Ce crâne présente des ouvertures sur sa partie arrière, au niveau des orbites oculaires, qui intriguent les spécialistes. S’agit-il de marques d’une opération chirurgicale rudimentaire qui aurait mal tourné et à la suite de laquelle la femme en question serait décédée ? L’équipe de paléanthropologues dépêchée sur place est dirigée par le professeur de préhistoire Manuel Rojo Guerra, qui a également découvert des ossements d’enfants dans un charnier qui semble avoir été d’une très grande violence.

Source : https://elpais.com/cultura/2020-06-29/la-anciana-del-dolmen-que-murio-en-el-quirofano.html

Madrid part à la recherche de la dépouille du grand dramaturge espagnol Pedro Calderón de la Barca

Un portrait du grand dramaturge espagnol Pedro Calderón de la Barca à l’église Notre-Dame-des-Douleurs de Madrid (photographie : El País)

Né en 1600 et décédé en 1681, le grand dramaturge espagnol Pedro Calderón de la Barca est notamment l’auteur d’une des pièces majeures du répertoire théâtral hispanique, La Vie est un songe (La vida es sueño en version originale). Sa dépouille se trouve pourtant dans un lieu inconnu depuis la Guerre civile espagnole (1936-1939), bien que la plupart des spécialistes supposent qu’elle ait été transférée à l’église Notre-Dame-des-Douleurs, située rue Saint-Bernard, dans le centre de Madrid. C’est cette conviction qui a récemment poussé au lancement de l’opération Calderón, visant à retrouver et identifier son cadavre.

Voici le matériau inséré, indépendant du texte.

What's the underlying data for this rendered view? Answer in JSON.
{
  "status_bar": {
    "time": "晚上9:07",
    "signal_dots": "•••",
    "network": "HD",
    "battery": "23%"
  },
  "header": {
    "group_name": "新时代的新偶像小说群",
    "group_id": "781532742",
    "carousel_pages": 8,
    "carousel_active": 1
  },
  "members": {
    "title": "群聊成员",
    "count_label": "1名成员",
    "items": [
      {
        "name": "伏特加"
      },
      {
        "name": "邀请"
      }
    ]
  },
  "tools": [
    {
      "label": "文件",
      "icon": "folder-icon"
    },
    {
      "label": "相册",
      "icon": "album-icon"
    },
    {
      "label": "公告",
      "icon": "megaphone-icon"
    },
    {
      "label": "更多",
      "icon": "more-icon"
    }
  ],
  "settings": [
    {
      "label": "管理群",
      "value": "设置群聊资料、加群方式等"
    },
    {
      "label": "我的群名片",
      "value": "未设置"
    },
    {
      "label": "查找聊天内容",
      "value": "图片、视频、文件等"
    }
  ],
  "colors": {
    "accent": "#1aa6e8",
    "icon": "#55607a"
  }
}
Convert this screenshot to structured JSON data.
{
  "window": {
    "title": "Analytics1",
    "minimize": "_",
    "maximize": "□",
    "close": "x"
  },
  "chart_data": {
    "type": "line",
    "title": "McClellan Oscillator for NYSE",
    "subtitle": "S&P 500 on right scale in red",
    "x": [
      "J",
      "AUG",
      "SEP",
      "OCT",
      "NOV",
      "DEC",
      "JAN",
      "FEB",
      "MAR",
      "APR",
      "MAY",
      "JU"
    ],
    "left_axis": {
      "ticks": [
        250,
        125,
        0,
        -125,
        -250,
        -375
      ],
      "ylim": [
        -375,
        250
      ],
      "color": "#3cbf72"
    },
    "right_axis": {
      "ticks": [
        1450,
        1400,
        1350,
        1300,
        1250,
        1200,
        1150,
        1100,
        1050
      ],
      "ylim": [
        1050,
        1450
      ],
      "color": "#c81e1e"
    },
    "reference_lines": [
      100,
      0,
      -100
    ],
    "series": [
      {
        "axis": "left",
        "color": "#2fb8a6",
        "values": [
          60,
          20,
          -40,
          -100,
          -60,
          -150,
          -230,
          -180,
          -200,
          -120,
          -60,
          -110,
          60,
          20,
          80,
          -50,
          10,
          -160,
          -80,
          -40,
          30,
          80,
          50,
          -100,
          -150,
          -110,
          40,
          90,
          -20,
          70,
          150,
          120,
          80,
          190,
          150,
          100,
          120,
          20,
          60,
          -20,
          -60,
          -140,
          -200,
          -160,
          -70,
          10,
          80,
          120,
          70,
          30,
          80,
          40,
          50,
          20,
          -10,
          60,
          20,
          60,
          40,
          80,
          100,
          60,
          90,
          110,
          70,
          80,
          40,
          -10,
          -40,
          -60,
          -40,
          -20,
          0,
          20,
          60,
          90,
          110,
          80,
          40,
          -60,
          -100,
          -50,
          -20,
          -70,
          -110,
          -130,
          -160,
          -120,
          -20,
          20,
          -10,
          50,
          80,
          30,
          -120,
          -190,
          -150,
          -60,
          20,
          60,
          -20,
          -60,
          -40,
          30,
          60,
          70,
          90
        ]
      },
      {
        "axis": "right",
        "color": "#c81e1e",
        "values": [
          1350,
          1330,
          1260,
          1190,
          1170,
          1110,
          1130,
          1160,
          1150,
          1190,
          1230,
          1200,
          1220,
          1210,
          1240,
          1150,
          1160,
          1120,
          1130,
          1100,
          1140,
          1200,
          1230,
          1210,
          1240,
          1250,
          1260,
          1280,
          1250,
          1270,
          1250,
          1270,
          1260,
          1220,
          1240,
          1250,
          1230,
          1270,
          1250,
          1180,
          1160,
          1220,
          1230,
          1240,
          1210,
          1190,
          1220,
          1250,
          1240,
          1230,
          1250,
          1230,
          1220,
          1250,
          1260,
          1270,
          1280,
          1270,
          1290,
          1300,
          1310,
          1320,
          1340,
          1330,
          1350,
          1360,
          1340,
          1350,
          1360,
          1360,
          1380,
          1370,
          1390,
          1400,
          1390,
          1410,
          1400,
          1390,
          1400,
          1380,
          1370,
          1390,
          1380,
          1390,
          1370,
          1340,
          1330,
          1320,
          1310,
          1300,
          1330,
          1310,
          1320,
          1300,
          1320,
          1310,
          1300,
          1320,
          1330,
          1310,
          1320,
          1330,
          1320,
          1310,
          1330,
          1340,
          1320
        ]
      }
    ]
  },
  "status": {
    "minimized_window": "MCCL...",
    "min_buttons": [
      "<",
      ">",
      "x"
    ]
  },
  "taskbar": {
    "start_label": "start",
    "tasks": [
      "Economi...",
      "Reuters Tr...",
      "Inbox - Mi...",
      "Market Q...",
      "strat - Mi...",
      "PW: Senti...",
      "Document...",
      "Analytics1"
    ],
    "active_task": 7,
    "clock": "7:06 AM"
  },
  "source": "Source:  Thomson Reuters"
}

Une équipe multidisciplinaire de l’Université CEU-Saint-Paul de la capitale espagnole, formée par des professeurs, des archéologues et des experts en localisation par géoradar, part ainsi à la recherche de son tombeau, qui avait d’abord été déposé dans le plus ancien temple catholique de Madrid, l’église du Sauveur. C’est en 1902, après la démolition de ce monument, qu’une nouvelle inhumation en grande pompe a été organisée à l’église Notre-Dame-des-Douleurs, bien que le conflit civil ait ensuite brouillé les cartes.